Have you ever seen really early photographs of urban areas?
They never seem to have any signs of activity: no horses; no carriages; no people on the busy streets.
The reason isn’t that photography was such an expensive novelty that the streets were shut down and tidied up to produce the best-looking pictures.
It’s because exposure times were so long that no-one was still enough to impinge on the image, so only the architectural solidity of the cityscape was recorded.
(The earliest known photo of a person is said to be the man at the bottom left of the image above, who had apparently stopped on a Paris street for a shoeshine some time in April or May of 1838.)
We’ve had a similar problem taking reliable snapshots of the internet, because doing a network scan of the whole thing has typically taken weeks or months to complete.
If there was a server dishing out web pages from IP number 198.51.100.42 when you started your scan, who’s to say it was still there when you finished?
If the network 203.0.113.0/24 seemed totally deserted when you passed by, who’s to say it didn’t suddenly burst into life once you’d moved on to the next network block?
You may have heard of Nmap, which we’re fond of at Naked Security (its creator, Fyodor, is the owner of one of our T-shirts), and if you have, you might wonder why we need yet another network mapping tool.
The answer is that Zmap doesn’t aim to compete with or replace existing, general-purpose mappers like Nmap, which is excellent for scanning subnetworks in depth.
Zmap was built expressly (pun intended) to do a shallow scan – typically of a single port or service – of the entire internet, or at least the IPv4 internet, from a single, dedicated computer, in under an hour.
If you’ve done any network scanning, that probably sounds like an outrageously unachievable goal, especially when previous internet scanning projects have needed weeks or even months to achieve a similar result.
But Zmap has, by all accounts, done so, thanks to a few new tricks.
For a start, how do you proceed quickly yet systematically?
If you go in numeric address sequence, much like a Google StreetView car has to since it can’t be in Caracas, Venezuela at 14:00 and in Brisbane, Queensland at 14:01, there will be whole subnets where you can only proceed slowly because the target network is slow.
Your probe packets – even though you are only sending one ethernet frame per probe – will enter the target network much more slowly than you can send them out, so you will receive your replies correspondingly slowly.
The outcome might also be extremely antisocial to the network you are probing, effectively producing a DoS, or Denial of Service.
Zmap solved this problem by using what are known as cyclic multiplicative groups.
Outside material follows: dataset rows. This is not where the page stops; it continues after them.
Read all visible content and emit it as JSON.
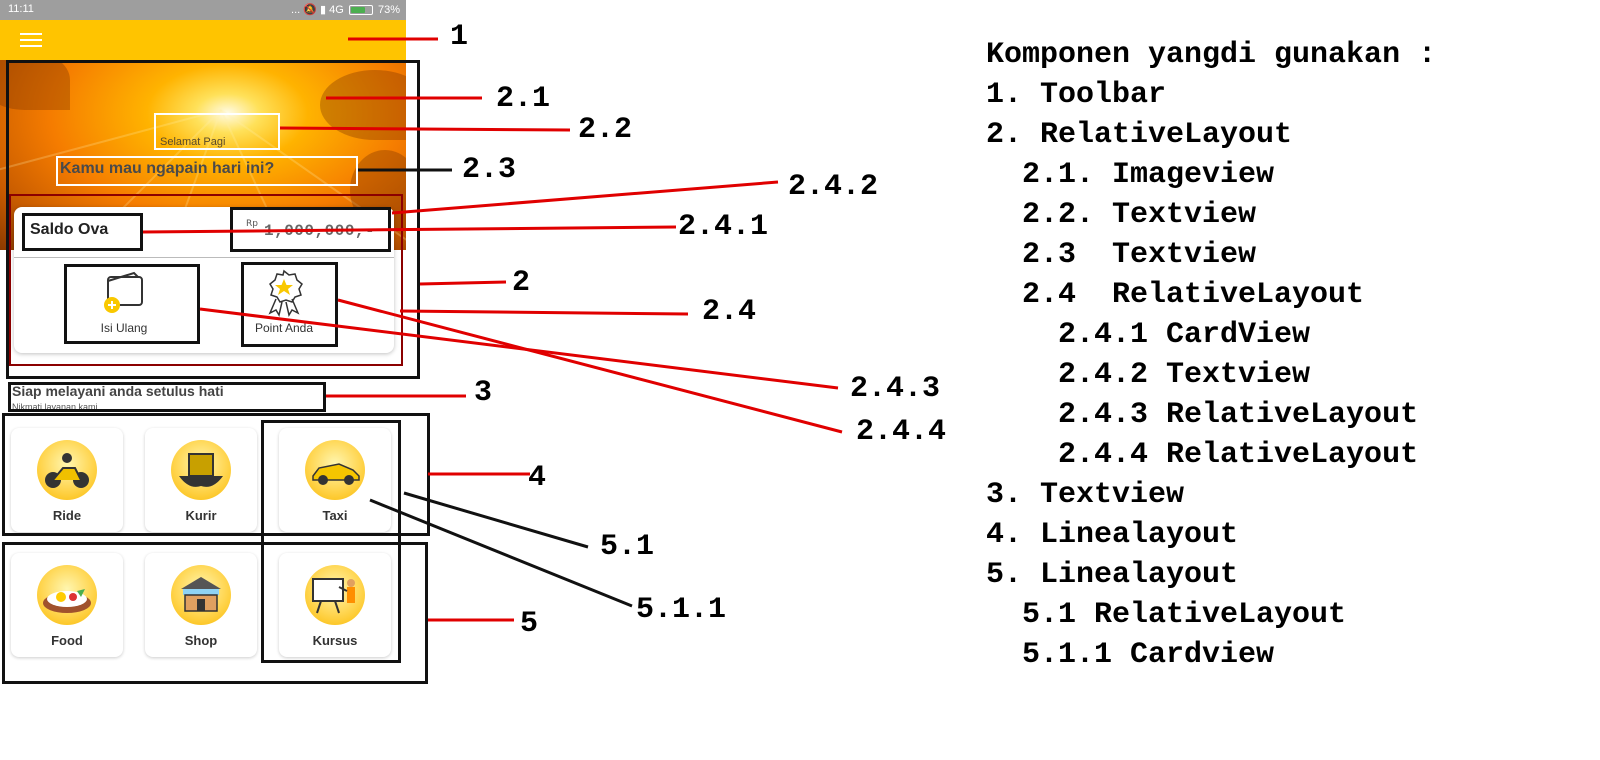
{
  "status_bar": {
    "time": "11:11",
    "network": "4G",
    "battery_percent": "73%",
    "battery_level": 0.73
  },
  "toolbar": {
    "menu_icon": "hamburger-menu-icon"
  },
  "hero": {
    "greeting": "Selamat Pagi",
    "question": "Kamu mau ngapain hari ini?"
  },
  "balance_card": {
    "label": "Saldo Ova",
    "currency": "Rp",
    "amount": "1,000,000,-",
    "actions": [
      {
        "label": "Isi Ulang",
        "icon": "wallet-add-icon"
      },
      {
        "label": "Point Anda",
        "icon": "award-badge-icon"
      }
    ]
  },
  "tagline": {
    "title": "Siap melayani anda setulus hati",
    "subtitle": "Nikmati layanan kami"
  },
  "services_row1": [
    {
      "label": "Ride",
      "icon": "motorcycle-icon"
    },
    {
      "label": "Kurir",
      "icon": "package-hands-icon"
    },
    {
      "label": "Taxi",
      "icon": "car-icon"
    }
  ],
  "services_row2": [
    {
      "label": "Food",
      "icon": "food-plate-icon"
    },
    {
      "label": "Shop",
      "icon": "shop-store-icon"
    },
    {
      "label": "Kursus",
      "icon": "teacher-board-icon"
    }
  ],
  "annotations": {
    "a1": "1",
    "a2": "2",
    "a21": "2.1",
    "a22": "2.2",
    "a23": "2.3",
    "a24": "2.4",
    "a241": "2.4.1",
    "a242": "2.4.2",
    "a243": "2.4.3",
    "a244": "2.4.4",
    "a3": "3",
    "a4": "4",
    "a5": "5",
    "a51": "5.1",
    "a511": "5.1.1"
  },
  "legend": {
    "title": "Komponen yangdi gunakan :",
    "items": [
      "1. Toolbar",
      "2. RelativeLayout",
      "  2.1. Imageview",
      "  2.2. Textview",
      "  2.3  Textview",
      "  2.4  RelativeLayout",
      "    2.4.1 CardView",
      "    2.4.2 Textview",
      "    2.4.3 RelativeLayout",
      "    2.4.4 RelativeLayout",
      "3. Textview",
      "4. Linealayout",
      "5. Linealayout",
      "  5.1 RelativeLayout",
      "  5.1.1 Cardview"
    ]
  },
  "colors": {
    "toolbar": "#ffc400",
    "annotation_red": "#e00000",
    "annotation_black": "#111111"
  }
}
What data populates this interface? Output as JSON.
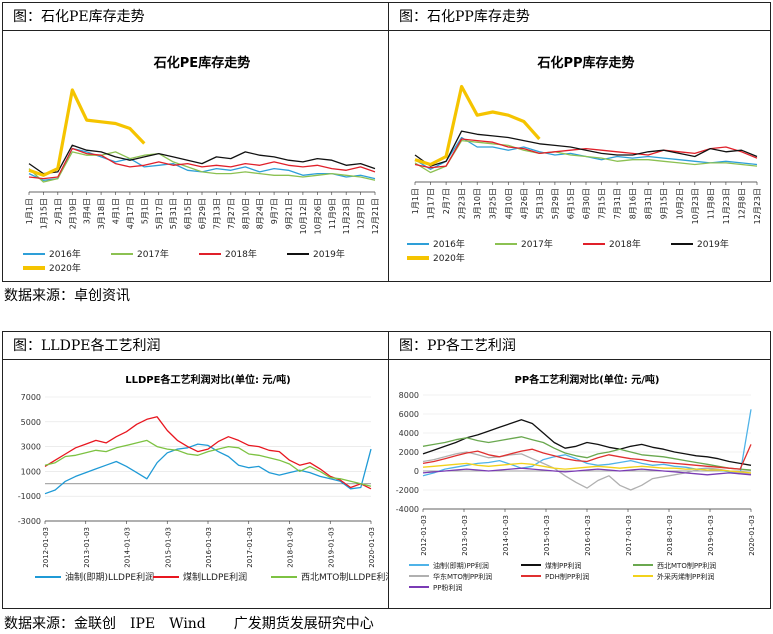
{
  "panels": [
    {
      "header": "图：石化PE库存走势"
    },
    {
      "header": "图：石化PP库存走势"
    },
    {
      "header": "图：LLDPE各工艺利润"
    },
    {
      "header": "图：PP各工艺利润"
    }
  ],
  "sources": {
    "top": "数据来源：卓创资讯",
    "bottom": "数据来源：金联创　IPE　Wind　　广发期货发展研究中心"
  },
  "chart_data": [
    {
      "type": "line",
      "title": "石化PE库存走势",
      "x": [
        "1月1日",
        "1月15日",
        "2月1日",
        "2月19日",
        "3月4日",
        "3月18日",
        "4月1日",
        "4月17日",
        "5月1日",
        "5月17日",
        "5月31日",
        "6月15日",
        "6月29日",
        "7月13日",
        "7月27日",
        "8月10日",
        "8月24日",
        "9月7日",
        "9月21日",
        "10月12日",
        "10月26日",
        "11月9日",
        "11月23日",
        "12月7日",
        "12月21日"
      ],
      "series": [
        {
          "name": "2016年",
          "color": "#2e9fd8",
          "values": [
            30,
            26,
            27,
            45,
            43,
            40,
            37,
            39,
            34,
            35,
            36,
            32,
            31,
            33,
            32,
            34,
            31,
            33,
            32,
            29,
            30,
            30,
            28,
            29,
            27
          ]
        },
        {
          "name": "2017年",
          "color": "#8cc152",
          "values": [
            33,
            25,
            27,
            43,
            41,
            41,
            43,
            39,
            41,
            42,
            37,
            34,
            31,
            30,
            30,
            31,
            30,
            29,
            29,
            28,
            29,
            30,
            29,
            28,
            26
          ]
        },
        {
          "name": "2018年",
          "color": "#e0202a",
          "values": [
            28,
            27,
            28,
            45,
            42,
            41,
            36,
            34,
            35,
            37,
            35,
            36,
            34,
            35,
            34,
            36,
            35,
            37,
            35,
            34,
            35,
            33,
            32,
            34,
            31
          ]
        },
        {
          "name": "2019年",
          "color": "#111111",
          "values": [
            36,
            30,
            31,
            47,
            44,
            43,
            40,
            38,
            40,
            42,
            40,
            38,
            36,
            40,
            39,
            43,
            41,
            40,
            38,
            37,
            39,
            38,
            35,
            36,
            33
          ]
        },
        {
          "name": "2020年",
          "color": "#f5c400",
          "values": [
            32,
            29,
            33,
            80,
            62,
            61,
            60,
            57,
            48,
            null,
            null,
            null,
            null,
            null,
            null,
            null,
            null,
            null,
            null,
            null,
            null,
            null,
            null,
            null,
            null
          ]
        }
      ]
    },
    {
      "type": "line",
      "title": "石化PP库存走势",
      "x": [
        "1月1日",
        "1月17日",
        "2月7日",
        "2月23日",
        "3月10日",
        "3月25日",
        "4月10日",
        "4月26日",
        "5月13日",
        "5月29日",
        "6月15日",
        "6月30日",
        "7月15日",
        "7月31日",
        "8月16日",
        "8月31日",
        "9月15日",
        "10月2日",
        "10月23日",
        "11月8日",
        "11月23日",
        "12月8日",
        "12月23日"
      ],
      "series": [
        {
          "name": "2016年",
          "color": "#2e9fd8",
          "values": [
            32,
            26,
            31,
            46,
            40,
            40,
            38,
            40,
            37,
            35,
            36,
            34,
            32,
            34,
            33,
            34,
            33,
            32,
            31,
            30,
            31,
            30,
            29
          ]
        },
        {
          "name": "2017年",
          "color": "#8cc152",
          "values": [
            30,
            24,
            28,
            44,
            43,
            42,
            41,
            38,
            36,
            37,
            35,
            34,
            33,
            31,
            32,
            32,
            31,
            30,
            29,
            30,
            30,
            29,
            28
          ]
        },
        {
          "name": "2018年",
          "color": "#e0202a",
          "values": [
            29,
            27,
            28,
            45,
            44,
            43,
            40,
            39,
            36,
            37,
            38,
            39,
            38,
            37,
            36,
            35,
            38,
            37,
            36,
            39,
            40,
            37,
            33
          ]
        },
        {
          "name": "2019年",
          "color": "#111111",
          "values": [
            35,
            28,
            31,
            50,
            48,
            47,
            46,
            44,
            42,
            41,
            40,
            38,
            36,
            35,
            35,
            37,
            38,
            36,
            34,
            39,
            37,
            38,
            34
          ]
        },
        {
          "name": "2020年",
          "color": "#f5c400",
          "values": [
            32,
            29,
            34,
            78,
            60,
            62,
            60,
            56,
            45,
            null,
            null,
            null,
            null,
            null,
            null,
            null,
            null,
            null,
            null,
            null,
            null,
            null,
            null
          ]
        }
      ]
    },
    {
      "type": "line",
      "title": "LLDPE各工艺利润对比(单位: 元/吨)",
      "ylim": [
        -3000,
        7000
      ],
      "yticks": [
        -3000,
        -1000,
        1000,
        3000,
        5000,
        7000
      ],
      "xticks": [
        "2012-01-03",
        "2013-01-03",
        "2014-01-03",
        "2015-01-03",
        "2016-01-03",
        "2017-01-03",
        "2018-01-03",
        "2019-01-03",
        "2020-01-03"
      ],
      "series": [
        {
          "name": "油制(即期)LLDPE利润",
          "color": "#1f9ad6",
          "values": [
            -800,
            -500,
            200,
            600,
            900,
            1200,
            1500,
            1800,
            1400,
            900,
            400,
            1700,
            2500,
            2800,
            2900,
            3200,
            3100,
            2600,
            2200,
            1500,
            1300,
            1400,
            900,
            700,
            900,
            1100,
            900,
            600,
            400,
            200,
            -400,
            -300,
            2800
          ]
        },
        {
          "name": "煤制LLDPE利润",
          "color": "#e8161f",
          "values": [
            1400,
            1900,
            2400,
            2900,
            3200,
            3500,
            3300,
            3800,
            4200,
            4800,
            5200,
            5400,
            4300,
            3500,
            3000,
            2600,
            2800,
            3400,
            3800,
            3500,
            3100,
            3000,
            2700,
            2600,
            1900,
            1500,
            1700,
            1200,
            600,
            300,
            -300,
            0,
            -400
          ]
        },
        {
          "name": "西北MTO制LLDPE利润",
          "color": "#7dc242",
          "values": [
            1500,
            1700,
            2200,
            2300,
            2500,
            2700,
            2600,
            2900,
            3100,
            3300,
            3500,
            3000,
            2800,
            2700,
            2400,
            2300,
            2600,
            2800,
            3000,
            2900,
            2400,
            2300,
            2100,
            1900,
            1600,
            1000,
            1400,
            1000,
            500,
            400,
            200,
            0,
            -200
          ]
        }
      ]
    },
    {
      "type": "line",
      "title": "PP各工艺利润对比(单位: 元/吨)",
      "ylim": [
        -4000,
        8000
      ],
      "yticks": [
        -4000,
        -2000,
        0,
        2000,
        4000,
        6000,
        8000
      ],
      "xticks": [
        "2012-01-03",
        "2013-01-03",
        "2014-01-03",
        "2015-01-03",
        "2016-01-03",
        "2017-01-03",
        "2018-01-03",
        "2019-01-03",
        "2020-01-03"
      ],
      "series": [
        {
          "name": "油制(即期)PP利润",
          "color": "#4fb3e8",
          "values": [
            -500,
            -200,
            200,
            400,
            600,
            800,
            900,
            1100,
            700,
            300,
            500,
            1200,
            1500,
            1700,
            1300,
            800,
            600,
            700,
            900,
            1100,
            800,
            600,
            700,
            500,
            400,
            200,
            300,
            100,
            -100,
            -300,
            6500
          ]
        },
        {
          "name": "煤制PP利润",
          "color": "#111111",
          "values": [
            1800,
            2200,
            2600,
            3000,
            3500,
            3800,
            4200,
            4600,
            5000,
            5400,
            5000,
            4000,
            3000,
            2400,
            2600,
            3000,
            2800,
            2500,
            2300,
            2600,
            2800,
            2500,
            2300,
            2000,
            1800,
            1600,
            1500,
            1300,
            1000,
            800,
            600
          ]
        },
        {
          "name": "西北MTO制PP利润",
          "color": "#6aa84f",
          "values": [
            2600,
            2800,
            3000,
            3300,
            3500,
            3200,
            3000,
            3200,
            3400,
            3600,
            3300,
            3000,
            2400,
            1900,
            1600,
            1400,
            1800,
            2000,
            2300,
            2000,
            1700,
            1600,
            1500,
            1300,
            1100,
            900,
            700,
            500,
            300,
            200,
            100
          ]
        },
        {
          "name": "华东MTO制PP利润",
          "color": "#b0b0b0",
          "values": [
            1000,
            1200,
            1500,
            1800,
            2000,
            1700,
            1400,
            1500,
            1700,
            1800,
            1300,
            800,
            300,
            -500,
            -1200,
            -1800,
            -1000,
            -500,
            -1500,
            -2000,
            -1500,
            -800,
            -600,
            -400,
            -200,
            100,
            300,
            200,
            0,
            -200,
            -300
          ]
        },
        {
          "name": "PDH制PP利润",
          "color": "#e03030",
          "values": [
            800,
            1000,
            1300,
            1600,
            1900,
            2100,
            1700,
            1500,
            1800,
            2100,
            2300,
            1900,
            1600,
            1300,
            1100,
            1000,
            1400,
            1700,
            1500,
            1300,
            1200,
            1000,
            900,
            800,
            700,
            600,
            500,
            400,
            300,
            200,
            2800
          ]
        },
        {
          "name": "外采丙烯制PP利润",
          "color": "#f2d21b",
          "values": [
            400,
            500,
            600,
            700,
            800,
            600,
            500,
            600,
            700,
            800,
            700,
            500,
            300,
            200,
            300,
            400,
            500,
            400,
            300,
            400,
            500,
            400,
            300,
            300,
            200,
            200,
            100,
            100,
            0,
            -100,
            -200
          ]
        },
        {
          "name": "PP粉利润",
          "color": "#7a3bb5",
          "values": [
            -200,
            -100,
            0,
            100,
            200,
            100,
            0,
            100,
            200,
            300,
            200,
            100,
            0,
            -100,
            0,
            100,
            200,
            100,
            0,
            100,
            200,
            100,
            0,
            -100,
            -200,
            -300,
            -400,
            -300,
            -200,
            -300,
            -400
          ]
        }
      ]
    }
  ]
}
Before each scan, the software comes up with an iterative formula that visits each integer from 1 to 232 – 1 (all possible 32-bit numbers except zero) once each, in a pseudorandom order.
Although each successive probe follows a strict algorithmic sequence, the IP numbers bounce around throughout the IPv4 address space.
As a result, you don’t get hundreds or thousands of probes converging in on a single subnet at the same time.
When your loop gets back to the first IP number you visited, you’ve completed your random journey through the internet, but without ever bunching up your traffic in any one part of it.
The other trick Zmap used was to avoid worrying about maintaining what a computer scientist would call state.
Instead of keeping a giant list of probes it’s sent, and the time they’ve been out there, and how much longer it should wait for each one, and painstakingly updating the list with every recognised response, Zmap just lets rip through its cyclic multiplicative group.
It has one software component that spews forth the probe packets, using raw network sockets to avoid any overhead in the kernel’s TCP software stack; and another that collects and saves any replies.
With a 1Gbit/sec outbound connection, and by bypassing the TCP stack, one computer can just about fill the pipe, successfully producing more than 1 million probe packets per second.
And with a maximum of about 3.7 billion addresses available for use out of the 232 theoretical IPv4 addresses, and 3600 seconds in an hour, Zmap really can crawl across the entire surface of Planet Internet in under an hour, without needing any special network drivers.
Thanks to the cyclic random traverse through IPv4 space, that 1 Gbit/sec of probe traffic is spread in an egalitarian fashion through the internet, and so nothing gets choked up.
Replies either come back and are explicitly logged as successes, or don’t come back and are implicitly logged as failures.
The result – to me, at any rate – is quite astonishing: it just works!
As for why you would want to do this, and what you might learn, I suggest you check the Zmap paper, which has some interesting graphs measuring things like HTTPS adoption rates (see above); prevalence of buggy UPnP implementations in routers; and the number of weak cryptographic keys from Debian’s 2008 randomness bug that are still in circulation.
Of course, because of the speed at which Zmap can “make a lap” of the internet, these figures can be tracked regularly and swiftly, thus allowing their rate of change to be measured.
This was never possible before, because each “lap” typically took long enough that significant change took place while the scan was in progress, thus making its results largely useless.
Only one giant question remains.
Whatever will we do when IPv6 takes over?